In der Schweiz diskutieren wir derzeit intensiv über unsere ­Beziehungen zur EU. Teil dieser Beziehung ist das Horizon, ein Programm, das Forschungen ­finanziert. Auch in der Schweiz. Wie wichtig ist Horizon für Sie?
Extrem wichtig. Gerade bevor Sie reinkamen, bearbeitete ich einen Finanzierungsantrag. Wir bekommen viel Geld von den EU-Mil­lionen. Die Schweiz profitiert 
mehr davon, als wir finanziell ­reinstecken.

Wissenschaft ist politisiert. 
Nicht nur in den USA werden heute wissenschaftliche Fakten wie der Klimawandel bestritten. Spüren Sie das?
Hier nicht, nein. Aber in den USA ist es ein komplettes Desaster. Ich weiss nicht einmal, ob Trump einen wissenschaftlichen Berater hat.

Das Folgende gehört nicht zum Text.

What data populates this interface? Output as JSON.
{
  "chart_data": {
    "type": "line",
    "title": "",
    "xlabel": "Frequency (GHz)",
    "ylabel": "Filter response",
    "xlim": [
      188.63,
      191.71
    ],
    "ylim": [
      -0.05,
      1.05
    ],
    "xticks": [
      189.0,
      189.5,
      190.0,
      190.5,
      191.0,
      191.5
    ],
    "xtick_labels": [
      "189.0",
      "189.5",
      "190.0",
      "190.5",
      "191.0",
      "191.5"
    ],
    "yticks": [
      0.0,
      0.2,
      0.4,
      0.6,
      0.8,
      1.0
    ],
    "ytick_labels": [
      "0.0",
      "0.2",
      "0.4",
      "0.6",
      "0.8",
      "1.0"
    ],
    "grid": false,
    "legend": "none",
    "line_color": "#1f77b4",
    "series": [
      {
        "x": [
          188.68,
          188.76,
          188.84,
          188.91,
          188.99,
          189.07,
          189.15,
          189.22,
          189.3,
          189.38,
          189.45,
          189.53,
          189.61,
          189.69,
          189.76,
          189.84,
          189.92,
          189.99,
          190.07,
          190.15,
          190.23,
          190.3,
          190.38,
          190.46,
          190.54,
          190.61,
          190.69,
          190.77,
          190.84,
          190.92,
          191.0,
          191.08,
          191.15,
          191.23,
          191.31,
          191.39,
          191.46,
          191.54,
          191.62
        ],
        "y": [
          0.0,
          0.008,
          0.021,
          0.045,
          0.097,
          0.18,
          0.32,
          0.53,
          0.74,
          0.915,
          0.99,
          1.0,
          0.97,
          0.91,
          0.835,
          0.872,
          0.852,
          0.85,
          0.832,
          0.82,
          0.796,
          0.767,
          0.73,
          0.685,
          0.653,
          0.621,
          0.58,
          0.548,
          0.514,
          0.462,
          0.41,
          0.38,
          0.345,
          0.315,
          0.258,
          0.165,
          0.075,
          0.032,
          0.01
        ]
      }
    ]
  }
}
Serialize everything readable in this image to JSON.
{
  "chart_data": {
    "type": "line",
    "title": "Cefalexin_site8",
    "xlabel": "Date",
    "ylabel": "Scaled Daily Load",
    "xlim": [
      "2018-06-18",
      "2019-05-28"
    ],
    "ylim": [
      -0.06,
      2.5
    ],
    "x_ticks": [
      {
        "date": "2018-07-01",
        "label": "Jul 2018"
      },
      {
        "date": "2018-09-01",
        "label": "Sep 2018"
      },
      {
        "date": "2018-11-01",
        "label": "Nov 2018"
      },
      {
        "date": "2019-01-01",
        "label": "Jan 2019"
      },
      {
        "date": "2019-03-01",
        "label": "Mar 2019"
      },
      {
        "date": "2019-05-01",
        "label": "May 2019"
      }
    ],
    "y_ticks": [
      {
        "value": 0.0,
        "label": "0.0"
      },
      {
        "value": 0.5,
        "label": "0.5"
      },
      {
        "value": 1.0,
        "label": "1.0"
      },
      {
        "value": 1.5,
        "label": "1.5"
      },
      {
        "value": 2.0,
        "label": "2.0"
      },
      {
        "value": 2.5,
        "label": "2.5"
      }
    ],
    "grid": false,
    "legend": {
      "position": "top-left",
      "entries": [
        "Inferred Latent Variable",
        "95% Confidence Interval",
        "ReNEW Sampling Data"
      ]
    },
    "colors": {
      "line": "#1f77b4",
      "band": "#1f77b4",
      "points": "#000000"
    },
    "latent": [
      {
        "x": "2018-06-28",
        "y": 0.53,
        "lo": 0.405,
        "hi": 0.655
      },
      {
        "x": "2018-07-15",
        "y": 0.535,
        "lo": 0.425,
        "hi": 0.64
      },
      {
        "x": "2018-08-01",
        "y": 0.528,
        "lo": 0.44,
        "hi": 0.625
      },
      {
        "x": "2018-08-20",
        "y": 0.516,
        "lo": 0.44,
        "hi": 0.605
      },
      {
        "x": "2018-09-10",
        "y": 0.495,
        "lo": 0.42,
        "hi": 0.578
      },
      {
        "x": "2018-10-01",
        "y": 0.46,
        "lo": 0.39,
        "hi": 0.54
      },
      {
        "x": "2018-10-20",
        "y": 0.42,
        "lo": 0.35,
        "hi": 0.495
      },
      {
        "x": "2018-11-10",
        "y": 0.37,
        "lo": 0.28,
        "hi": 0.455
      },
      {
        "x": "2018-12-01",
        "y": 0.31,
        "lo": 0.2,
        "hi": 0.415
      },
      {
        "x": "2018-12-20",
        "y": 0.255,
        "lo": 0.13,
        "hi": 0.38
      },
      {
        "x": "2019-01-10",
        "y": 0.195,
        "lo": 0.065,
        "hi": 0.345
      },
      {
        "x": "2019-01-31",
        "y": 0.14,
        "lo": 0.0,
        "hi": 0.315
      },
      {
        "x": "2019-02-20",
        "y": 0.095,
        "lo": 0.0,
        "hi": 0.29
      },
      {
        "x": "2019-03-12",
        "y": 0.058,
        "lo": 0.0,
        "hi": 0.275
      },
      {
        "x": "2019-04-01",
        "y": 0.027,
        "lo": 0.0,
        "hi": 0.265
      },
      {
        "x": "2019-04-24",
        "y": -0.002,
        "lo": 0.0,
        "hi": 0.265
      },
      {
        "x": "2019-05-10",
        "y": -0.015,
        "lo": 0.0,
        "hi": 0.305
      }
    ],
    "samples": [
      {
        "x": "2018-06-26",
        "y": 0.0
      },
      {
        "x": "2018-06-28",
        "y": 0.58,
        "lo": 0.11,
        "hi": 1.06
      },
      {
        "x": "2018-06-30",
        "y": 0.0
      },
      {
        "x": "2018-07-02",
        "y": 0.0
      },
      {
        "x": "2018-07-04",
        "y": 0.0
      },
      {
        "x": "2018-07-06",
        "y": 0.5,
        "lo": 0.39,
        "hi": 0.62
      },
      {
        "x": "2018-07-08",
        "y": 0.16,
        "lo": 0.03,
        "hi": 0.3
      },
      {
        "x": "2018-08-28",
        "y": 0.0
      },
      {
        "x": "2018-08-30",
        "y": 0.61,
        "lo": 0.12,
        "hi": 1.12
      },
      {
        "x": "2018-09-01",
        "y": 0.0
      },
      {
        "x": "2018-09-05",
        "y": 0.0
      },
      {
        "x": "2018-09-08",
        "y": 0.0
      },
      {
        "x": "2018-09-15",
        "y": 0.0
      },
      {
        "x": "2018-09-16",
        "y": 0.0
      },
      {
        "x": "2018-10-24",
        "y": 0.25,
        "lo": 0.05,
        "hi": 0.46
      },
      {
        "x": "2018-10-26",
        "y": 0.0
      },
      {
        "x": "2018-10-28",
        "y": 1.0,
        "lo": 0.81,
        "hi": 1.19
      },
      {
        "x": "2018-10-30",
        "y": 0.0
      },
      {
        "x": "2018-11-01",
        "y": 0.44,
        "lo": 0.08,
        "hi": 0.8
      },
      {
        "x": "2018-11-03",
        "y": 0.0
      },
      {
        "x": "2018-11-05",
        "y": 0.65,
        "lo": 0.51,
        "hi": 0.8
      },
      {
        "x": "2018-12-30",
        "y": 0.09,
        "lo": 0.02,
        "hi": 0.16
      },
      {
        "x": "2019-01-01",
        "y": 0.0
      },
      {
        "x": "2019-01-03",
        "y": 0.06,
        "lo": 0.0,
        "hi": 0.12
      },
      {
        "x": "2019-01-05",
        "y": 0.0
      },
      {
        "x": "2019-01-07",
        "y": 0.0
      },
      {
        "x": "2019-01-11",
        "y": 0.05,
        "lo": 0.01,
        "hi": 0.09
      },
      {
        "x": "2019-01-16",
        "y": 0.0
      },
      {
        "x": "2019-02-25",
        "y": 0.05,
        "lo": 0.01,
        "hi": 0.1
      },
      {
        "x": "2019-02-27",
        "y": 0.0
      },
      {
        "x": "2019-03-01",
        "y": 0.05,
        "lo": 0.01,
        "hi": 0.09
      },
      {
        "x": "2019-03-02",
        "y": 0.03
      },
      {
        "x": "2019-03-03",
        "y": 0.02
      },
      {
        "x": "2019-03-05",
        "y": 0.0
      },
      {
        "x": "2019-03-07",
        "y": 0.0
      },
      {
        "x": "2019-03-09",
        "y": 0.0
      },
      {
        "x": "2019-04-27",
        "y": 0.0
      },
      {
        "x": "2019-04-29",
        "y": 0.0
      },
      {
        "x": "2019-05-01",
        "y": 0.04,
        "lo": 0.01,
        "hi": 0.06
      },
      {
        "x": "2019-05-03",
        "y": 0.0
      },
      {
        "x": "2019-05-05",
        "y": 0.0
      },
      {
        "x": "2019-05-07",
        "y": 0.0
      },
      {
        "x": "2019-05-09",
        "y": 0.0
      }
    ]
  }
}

Nie hatte ein Präsident einen solchen nötiger als Trump, nie war einer weniger daran interessiert. Aber ganz ehrlich: Welcher Forscher mit Selbstachtung würde diesen Job annehmen?

Letzte Frage: Wenn Sie den ­Nobelpreis gewinnen würden, wäre das dann ein Schweizer ­Nobelpreis oder ein amerikanischer?
Nach so vielen Jahren fühle ich mich als Schweizer. Um also auf Ihre Frage zurückzukommen: Ich wäre stolz darauf, ein Schweizer Nobelpreisträger zu sein. l

Für seine Errungenschaften auf dem ­Gebiet der Krebs­forschung erhält der Zellbiologe Michael N. Hall vom Biozentrum der Universität Basel den Charles Rodolphe Brupbacher Preis 2019. Die Charles ­Rodolphe Brupbacher Stiftung verleiht alle zwei Jahre den mit 100 000 Franken ­dotierten Preis für Krebsforschung an Wissenschaftler, die auf dem Gebiet der Grundlagenforschung hervorragende ­Leistungen erbracht haben.